Folgende Personen haben zunächst mit höchster Priorität Anspruch auf Schutzimpfung:
  1. Personen, die das 80. Lebensjahr vollendet haben (Nachweis: Personalausweis oder ein anderer Lichtbildausweis, aus dem der Wohnort oder gewöhnliche Aufenthaltsort hervorgeht)
  2. Personen, die in stationären Einrichtungen zur Behandlung, Betreuung oder Pflege älterer oder pflegebedürftiger Menschen behandelt, betreut oder gepflegt werden (Nachweis: Bescheinigung der Einrichtung)
  3. Personen, die in stationären Einrichtungen zur Behandlung, Betreuung oder Pflege älterer oder pflegebedürftiger Menschen tätig sind (Nachweis: Personalausweis oder ein anderer Lichtbildausweis + Bescheinigung der Einrichtung)

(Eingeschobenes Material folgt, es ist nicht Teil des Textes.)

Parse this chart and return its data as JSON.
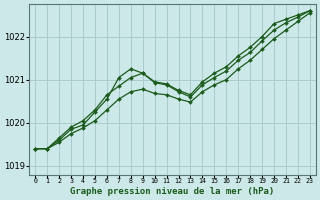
{
  "title": "Graphe pression niveau de la mer (hPa)",
  "background_color": "#cce8e8",
  "grid_color": "#aacccc",
  "line_color": "#1a5c1a",
  "ylim": [
    1018.8,
    1022.75
  ],
  "yticks": [
    1019,
    1020,
    1021,
    1022
  ],
  "x_labels": [
    "0",
    "1",
    "2",
    "3",
    "4",
    "5",
    "6",
    "7",
    "8",
    "9",
    "10",
    "11",
    "12",
    "13",
    "14",
    "15",
    "16",
    "17",
    "18",
    "19",
    "20",
    "21",
    "22",
    "23"
  ],
  "series": [
    [
      1019.4,
      1019.4,
      1019.6,
      1019.85,
      1019.95,
      1020.25,
      1020.55,
      1021.05,
      1021.25,
      1021.15,
      1020.95,
      1020.9,
      1020.75,
      1020.65,
      1020.95,
      1021.15,
      1021.3,
      1021.55,
      1021.75,
      1022.0,
      1022.3,
      1022.4,
      1022.5,
      1022.6
    ],
    [
      1019.4,
      1019.4,
      1019.65,
      1019.9,
      1020.05,
      1020.3,
      1020.65,
      1020.85,
      1021.05,
      1021.15,
      1020.93,
      1020.88,
      1020.72,
      1020.6,
      1020.88,
      1021.05,
      1021.2,
      1021.45,
      1021.63,
      1021.9,
      1022.15,
      1022.32,
      1022.45,
      1022.6
    ],
    [
      1019.4,
      1019.4,
      1019.55,
      1019.75,
      1019.88,
      1020.05,
      1020.3,
      1020.55,
      1020.72,
      1020.78,
      1020.68,
      1020.65,
      1020.55,
      1020.48,
      1020.72,
      1020.88,
      1021.0,
      1021.25,
      1021.45,
      1021.7,
      1021.95,
      1022.15,
      1022.35,
      1022.55
    ]
  ]
}
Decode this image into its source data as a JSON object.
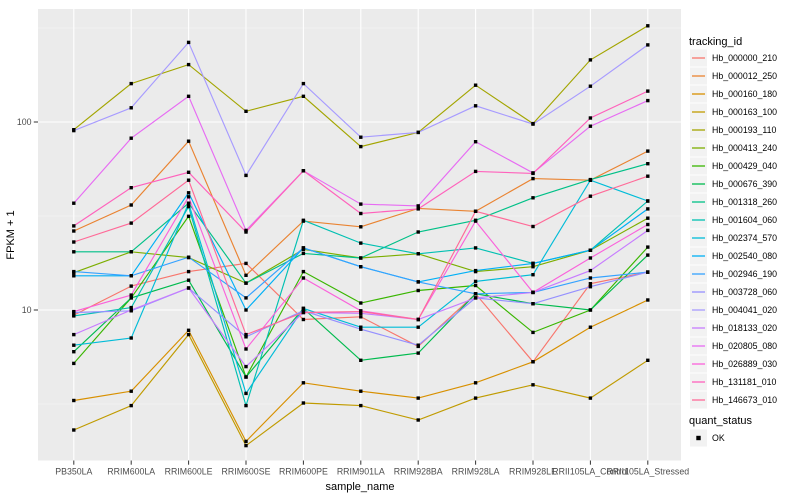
{
  "chart_data": {
    "type": "line",
    "title": "",
    "xlabel": "sample_name",
    "ylabel": "FPKM + 1",
    "y_scale": "log10",
    "ylim": [
      1.55,
      400
    ],
    "y_ticks": [
      10,
      100
    ],
    "y_tick_labels": [
      "10",
      "100"
    ],
    "y_minor_ticks": [
      3.162,
      31.623,
      316.228
    ],
    "grid": "on",
    "legend_position": "right",
    "categories": [
      "PB350LA",
      "RRIM600LA",
      "RRIM600LE",
      "RRIM600SE",
      "RRIM600PE",
      "RRIM901LA",
      "RRIM928BA",
      "RRIM928LA",
      "RRIM928LE",
      "RRII105LA_Control",
      "RRII105LA_Stressed"
    ],
    "legend": {
      "color_title": "tracking_id",
      "shape_title": "quant_status",
      "shape_entries": [
        "OK"
      ]
    },
    "marker": "black-square",
    "series": [
      {
        "tracking_id": "Hb_000000_210",
        "color": "#F8766D",
        "values": [
          9.4,
          13.4,
          16,
          17.7,
          8.9,
          9.2,
          6.4,
          12.2,
          5.3,
          13.8,
          15.9
        ]
      },
      {
        "tracking_id": "Hb_000012_250",
        "color": "#EA8331",
        "values": [
          26.3,
          36.2,
          79,
          15.3,
          29.7,
          27.7,
          34.7,
          33.5,
          50,
          49,
          70
        ]
      },
      {
        "tracking_id": "Hb_000160_180",
        "color": "#D89000",
        "values": [
          3.3,
          3.7,
          7.8,
          2.0,
          4.1,
          3.7,
          3.4,
          4.1,
          5.3,
          8.1,
          11.3
        ]
      },
      {
        "tracking_id": "Hb_000163_100",
        "color": "#C09B00",
        "values": [
          2.3,
          3.1,
          7.4,
          1.9,
          3.2,
          3.1,
          2.6,
          3.4,
          4.0,
          3.4,
          5.4
        ]
      },
      {
        "tracking_id": "Hb_000193_110",
        "color": "#A3A500",
        "values": [
          91,
          160,
          202,
          114,
          137,
          74,
          88,
          157,
          98,
          214,
          325
        ]
      },
      {
        "tracking_id": "Hb_000413_240",
        "color": "#7CAE00",
        "values": [
          15.8,
          20.4,
          19.0,
          13.9,
          21.0,
          18.9,
          19.9,
          16.0,
          17.0,
          20.8,
          30.8
        ]
      },
      {
        "tracking_id": "Hb_000429_040",
        "color": "#39B600",
        "values": [
          5.2,
          11.6,
          31.5,
          4.4,
          16.0,
          10.9,
          12.7,
          13.5,
          7.6,
          10.0,
          21.6
        ]
      },
      {
        "tracking_id": "Hb_000676_390",
        "color": "#00BB4E",
        "values": [
          6.0,
          11.6,
          14.4,
          4.4,
          10.2,
          5.4,
          5.9,
          12.2,
          10.8,
          10.0,
          19.6
        ]
      },
      {
        "tracking_id": "Hb_001318_260",
        "color": "#00C087",
        "values": [
          20.4,
          20.4,
          37.0,
          13.9,
          20.0,
          18.9,
          26.0,
          30.0,
          39.5,
          49.4,
          60.0
        ]
      },
      {
        "tracking_id": "Hb_001604_060",
        "color": "#00C0B2",
        "values": [
          9.3,
          10.3,
          35.5,
          3.1,
          30.0,
          22.7,
          19.9,
          21.4,
          17.7,
          20.8,
          38.0
        ]
      },
      {
        "tracking_id": "Hb_002374_570",
        "color": "#00BCD8",
        "values": [
          6.5,
          7.1,
          37.0,
          3.6,
          10.2,
          8.1,
          8.1,
          14.2,
          15.4,
          49.0,
          38.0
        ]
      },
      {
        "tracking_id": "Hb_002540_080",
        "color": "#00B0F6",
        "values": [
          15.2,
          15.2,
          42.0,
          10.0,
          21.4,
          17.0,
          14.1,
          16.2,
          17.7,
          20.8,
          34.5
        ]
      },
      {
        "tracking_id": "Hb_002946_190",
        "color": "#35A2FF",
        "values": [
          16.0,
          15.2,
          19.1,
          11.6,
          21.4,
          17.0,
          14.1,
          12.2,
          12.4,
          14.8,
          15.9
        ]
      },
      {
        "tracking_id": "Hb_003728_060",
        "color": "#9590FF",
        "values": [
          9.7,
          9.9,
          13.1,
          7.2,
          9.9,
          7.9,
          6.5,
          11.6,
          10.8,
          13.3,
          15.9
        ]
      },
      {
        "tracking_id": "Hb_004041_020",
        "color": "#A79BFF",
        "values": [
          90,
          119,
          265,
          52,
          160,
          83,
          88,
          122,
          97.5,
          155,
          257
        ]
      },
      {
        "tracking_id": "Hb_018133_020",
        "color": "#C77CFF",
        "values": [
          7.4,
          10.0,
          13.1,
          5.0,
          9.7,
          9.6,
          8.9,
          11.6,
          12.4,
          16.2,
          26.5
        ]
      },
      {
        "tracking_id": "Hb_020805_080",
        "color": "#E76BF3",
        "values": [
          37,
          82,
          137,
          26.5,
          55,
          36.6,
          35.8,
          78.6,
          53.6,
          95,
          130
        ]
      },
      {
        "tracking_id": "Hb_026889_030",
        "color": "#FA62DB",
        "values": [
          9.8,
          12.0,
          40.0,
          6.2,
          14.8,
          9.9,
          8.9,
          29.7,
          12.4,
          18.9,
          28.5
        ]
      },
      {
        "tracking_id": "Hb_131181_010",
        "color": "#FF62BC",
        "values": [
          28,
          44.7,
          54,
          26,
          55,
          32.6,
          34.5,
          54.6,
          53.3,
          105,
          146
        ]
      },
      {
        "tracking_id": "Hb_146673_010",
        "color": "#FF6A98",
        "values": [
          23,
          29,
          49,
          7.4,
          9.7,
          9.8,
          8.9,
          33.5,
          27.8,
          40.3,
          51.5
        ]
      }
    ]
  },
  "colors": {
    "panel_bg": "#EBEBEB",
    "grid_major": "#FFFFFF",
    "grid_minor": "#F7F7F7",
    "legend_key_bg": "#F2F2F2",
    "point": "#000000",
    "tick_mark": "#333333",
    "tick_label": "#4D4D4D",
    "axis_title": "#000000"
  }
}
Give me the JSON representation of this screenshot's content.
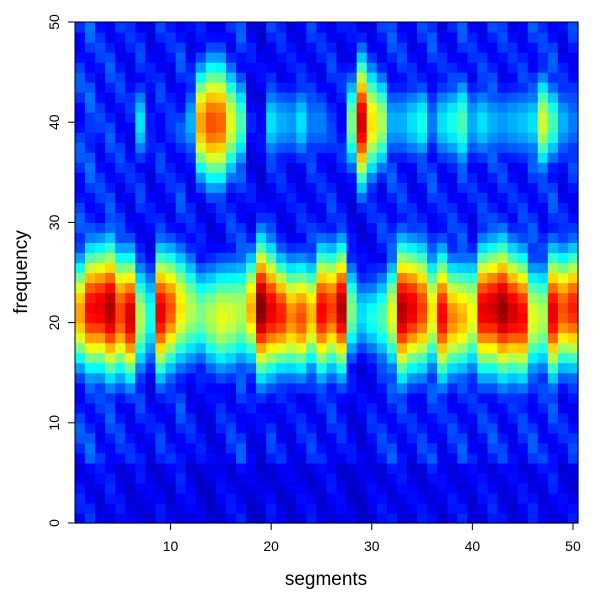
{
  "chart_data": {
    "type": "heatmap",
    "title": "",
    "xlabel": "segments",
    "ylabel": "frequency",
    "x_range": [
      1,
      50
    ],
    "y_range": [
      0,
      50
    ],
    "x_ticks": [
      10,
      20,
      30,
      40,
      50
    ],
    "y_ticks": [
      0,
      10,
      20,
      30,
      40,
      50
    ],
    "x_tick_labels": [
      "10",
      "20",
      "30",
      "40",
      "50"
    ],
    "y_tick_labels": [
      "0",
      "10",
      "20",
      "30",
      "40",
      "50"
    ],
    "colormap": [
      "#00008F",
      "#0000FF",
      "#0080FF",
      "#00FFFF",
      "#80FF80",
      "#FFFF00",
      "#FF8000",
      "#FF0000",
      "#800000"
    ],
    "value_range": [
      0,
      1
    ],
    "description_of_grid": "50 segments x 50 frequency bins; values estimated from colour",
    "band_low": {
      "center_frequency": 21,
      "intensity_by_segment": [
        0.72,
        0.88,
        0.9,
        0.96,
        0.82,
        0.92,
        0.55,
        0.4,
        0.9,
        0.8,
        0.65,
        0.55,
        0.5,
        0.55,
        0.6,
        0.58,
        0.55,
        0.7,
        1.0,
        0.9,
        0.85,
        0.75,
        0.8,
        0.7,
        0.88,
        0.82,
        0.95,
        0.5,
        0.35,
        0.4,
        0.45,
        0.6,
        0.95,
        0.9,
        0.82,
        0.65,
        0.88,
        0.75,
        0.7,
        0.62,
        0.9,
        0.92,
        0.98,
        0.92,
        0.88,
        0.6,
        0.55,
        0.9,
        0.8,
        0.85
      ],
      "width_by_segment": [
        4.0,
        4.5,
        4.5,
        4.8,
        4.5,
        4.5,
        4.0,
        3.8,
        4.5,
        4.3,
        4.2,
        4.0,
        3.5,
        3.8,
        4.0,
        4.0,
        4.0,
        4.0,
        4.8,
        4.5,
        4.0,
        4.0,
        4.0,
        3.8,
        4.5,
        4.3,
        4.5,
        3.5,
        3.0,
        3.0,
        3.5,
        4.0,
        4.8,
        4.5,
        4.5,
        4.0,
        4.5,
        4.0,
        4.0,
        4.0,
        4.5,
        4.6,
        4.8,
        4.5,
        4.5,
        4.0,
        4.0,
        4.5,
        4.2,
        4.3
      ]
    },
    "band_high": {
      "center_frequency": 40,
      "intensity_by_segment": [
        0.05,
        0.18,
        0.12,
        0.1,
        0.08,
        0.1,
        0.35,
        0.15,
        0.12,
        0.18,
        0.08,
        0.3,
        0.72,
        0.8,
        0.78,
        0.6,
        0.45,
        0.15,
        0.12,
        0.35,
        0.3,
        0.28,
        0.35,
        0.25,
        0.25,
        0.18,
        0.12,
        0.5,
        0.92,
        0.65,
        0.55,
        0.3,
        0.3,
        0.35,
        0.4,
        0.25,
        0.35,
        0.4,
        0.45,
        0.3,
        0.35,
        0.3,
        0.28,
        0.3,
        0.32,
        0.35,
        0.58,
        0.45,
        0.3,
        0.25
      ],
      "width_by_segment": [
        2.5,
        3.0,
        2.5,
        2.5,
        2.5,
        2.5,
        3.0,
        2.5,
        2.5,
        3.0,
        2.5,
        3.0,
        4.0,
        4.5,
        4.5,
        4.0,
        3.5,
        2.5,
        2.5,
        3.0,
        3.0,
        3.0,
        3.0,
        3.0,
        3.0,
        2.5,
        2.5,
        3.5,
        4.5,
        4.0,
        3.5,
        3.0,
        3.0,
        3.0,
        3.0,
        2.5,
        3.0,
        3.0,
        3.5,
        3.0,
        3.0,
        3.0,
        3.0,
        3.0,
        3.0,
        3.0,
        3.5,
        3.0,
        3.0,
        3.0
      ]
    },
    "background_level_by_segment": [
      0.22,
      0.24,
      0.2,
      0.22,
      0.2,
      0.18,
      0.2,
      0.16,
      0.2,
      0.18,
      0.22,
      0.18,
      0.16,
      0.14,
      0.18,
      0.2,
      0.22,
      0.16,
      0.14,
      0.2,
      0.18,
      0.16,
      0.18,
      0.2,
      0.18,
      0.2,
      0.18,
      0.15,
      0.14,
      0.18,
      0.2,
      0.22,
      0.2,
      0.18,
      0.2,
      0.22,
      0.18,
      0.2,
      0.22,
      0.18,
      0.2,
      0.22,
      0.2,
      0.18,
      0.2,
      0.22,
      0.2,
      0.22,
      0.18,
      0.2
    ]
  }
}
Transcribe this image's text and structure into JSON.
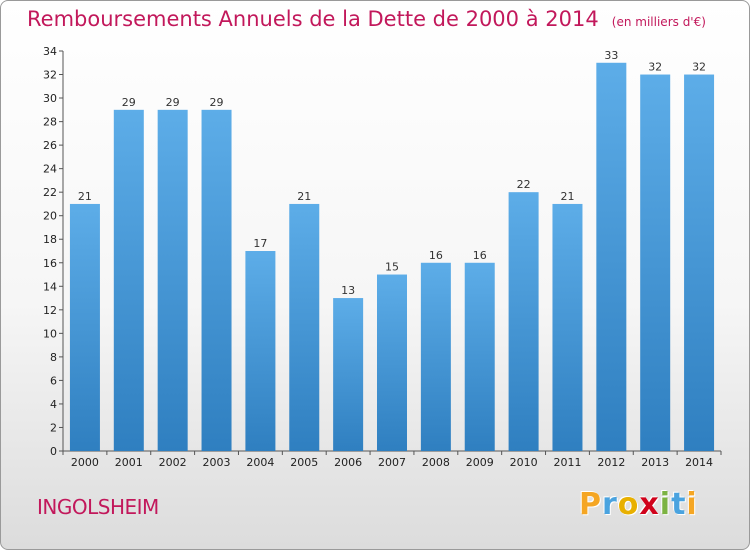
{
  "title": "Remboursements Annuels de la Dette de 2000 à 2014",
  "subtitle": "(en milliers d'€)",
  "commune": "INGOLSHEIM",
  "logo": {
    "text": "Proxiti",
    "letters": [
      {
        "char": "P",
        "color": "#f5a623"
      },
      {
        "char": "r",
        "color": "#4aa3df"
      },
      {
        "char": "o",
        "color": "#e8b000"
      },
      {
        "char": "x",
        "color": "#d0021b"
      },
      {
        "char": "i",
        "color": "#7cb342"
      },
      {
        "char": "t",
        "color": "#4aa3df"
      },
      {
        "char": "i",
        "color": "#f5a623"
      }
    ]
  },
  "colors": {
    "title": "#c2185b",
    "bar_top": "#5dade8",
    "bar_bottom": "#2f7fc0"
  },
  "chart_data": {
    "type": "bar",
    "categories": [
      "2000",
      "2001",
      "2002",
      "2003",
      "2004",
      "2005",
      "2006",
      "2007",
      "2008",
      "2009",
      "2010",
      "2011",
      "2012",
      "2013",
      "2014"
    ],
    "values": [
      21,
      29,
      29,
      29,
      17,
      21,
      13,
      15,
      16,
      16,
      22,
      21,
      33,
      32,
      32
    ],
    "ylim": [
      0,
      34
    ],
    "yticks": [
      0,
      2,
      4,
      6,
      8,
      10,
      12,
      14,
      16,
      18,
      20,
      22,
      24,
      26,
      28,
      30,
      32,
      34
    ],
    "grid": false,
    "data_labels": true
  }
}
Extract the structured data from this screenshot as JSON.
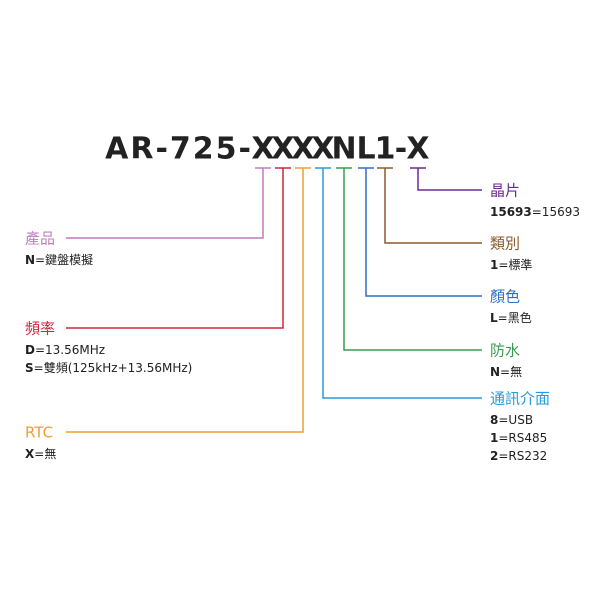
{
  "code": [
    "AR-725-",
    "X",
    "X",
    "X",
    "X",
    "N",
    "L",
    "1",
    "-",
    "X"
  ],
  "left": [
    {
      "title": "產品",
      "color": "#c07cbf",
      "options": [
        {
          "key": "N",
          "desc": "=鍵盤模擬"
        }
      ]
    },
    {
      "title": "頻率",
      "color": "#d2233c",
      "options": [
        {
          "key": "D",
          "desc": "=13.56MHz"
        },
        {
          "key": "S",
          "desc": "=雙頻(125kHz+13.56MHz)"
        }
      ]
    },
    {
      "title": "RTC",
      "color": "#e9a22e",
      "options": [
        {
          "key": "X",
          "desc": "=無"
        }
      ]
    }
  ],
  "right": [
    {
      "title": "晶片",
      "color": "#6b2a96",
      "options": [
        {
          "key": "15693",
          "desc": "=15693"
        }
      ]
    },
    {
      "title": "類別",
      "color": "#8a5a2c",
      "options": [
        {
          "key": "1",
          "desc": "=標準"
        }
      ]
    },
    {
      "title": "顏色",
      "color": "#2f6fc2",
      "options": [
        {
          "key": "L",
          "desc": "=黑色"
        }
      ]
    },
    {
      "title": "防水",
      "color": "#3a9b4e",
      "options": [
        {
          "key": "N",
          "desc": "=無"
        }
      ]
    },
    {
      "title": "通訊介面",
      "color": "#2a9ad8",
      "options": [
        {
          "key": "8",
          "desc": "=USB"
        },
        {
          "key": "1",
          "desc": "=RS485"
        },
        {
          "key": "2",
          "desc": "=RS232"
        }
      ]
    }
  ]
}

  4. Personen, die im Rahmen ambulanter Pflegedienste regelmäßig ältere oder pflegebe-dürftige Menschen behandeln, betreuen oder pflegen (Nachweis: Personalausweis oder ein anderer Lichtbildausweis + Bescheinigung der Einrichtung)
  5. Personen, die in Bereichen medizinischer Einrichtungen mit einem sehr hohen Expositionsrisiko in Bezug auf das Coronavirus SARS-CoV-2 tätig sind, insbesondere
    • in Intensivstationen,
    • in Notaufnahmen,
    • in Rettungsdiensten,
    • als Leistungserbringer der spezialisierten ambulanten Palliativversorgung,
    • in Corona-Impfzentren,
    • in Bereichen, in denen für eine Infektion mit Coronavirus SARS-CoV-2 relevante aerosolgenerierende Tätigkeiten durchgeführt werden (z. B. In- und Extubation, Bronchoskopie, Laryngoskopie).
      (Nachweis: Personalausweis oder ein anderer Lichtbildausweis + Bescheinigung der Einrichtung bzw. des Unternehmens)
  6. Personen, die in medizinischen Einrichtungen regelmäßig Personen behandeln, betreuen oder pflegen, bei denen ein sehr hohes Risiko für einen schweren oder tödlichen Krankheitsverlauf nach einer Infektion mit dem Coronavirus SARS-CoV-2 besteht, insbesondere in Einrichtungen
    • in der Onkologie,
    • in der Transplantationsmedizin (auch Koordinatoren der Koordinierungsstelle nach § 11 Transplantationsgesetz).
    (Nachweis: Personalausweis oder ein anderer Lichtbildausweis + Bescheinigung der Einrichtung bzw. des Unternehmens)
Die bei der Prüfung des Anspruchs aufgelisteten Nachweise sind gegenüber dem Impfzentrum zum Nachweis der Anspruchsberechtigung und zur Prüfung der Priorisierung vor der Schutzimpfung vorzulegen. Ein ärztliches Zeugnis als Nachweis über das Vorliegen einer bestimmten Erkrankung im Rahmen der ersten Priorisierungsstufe ist nicht erforderlich.


Die Einteilung der priorisierten Bevölkerungsgruppen orientiert sich an den Empfehlungen der Ständigen Impfkommission zur COVID-19-Impfung. Diese Empfehlung ist in der Impfverordnung des Bundes geregelt.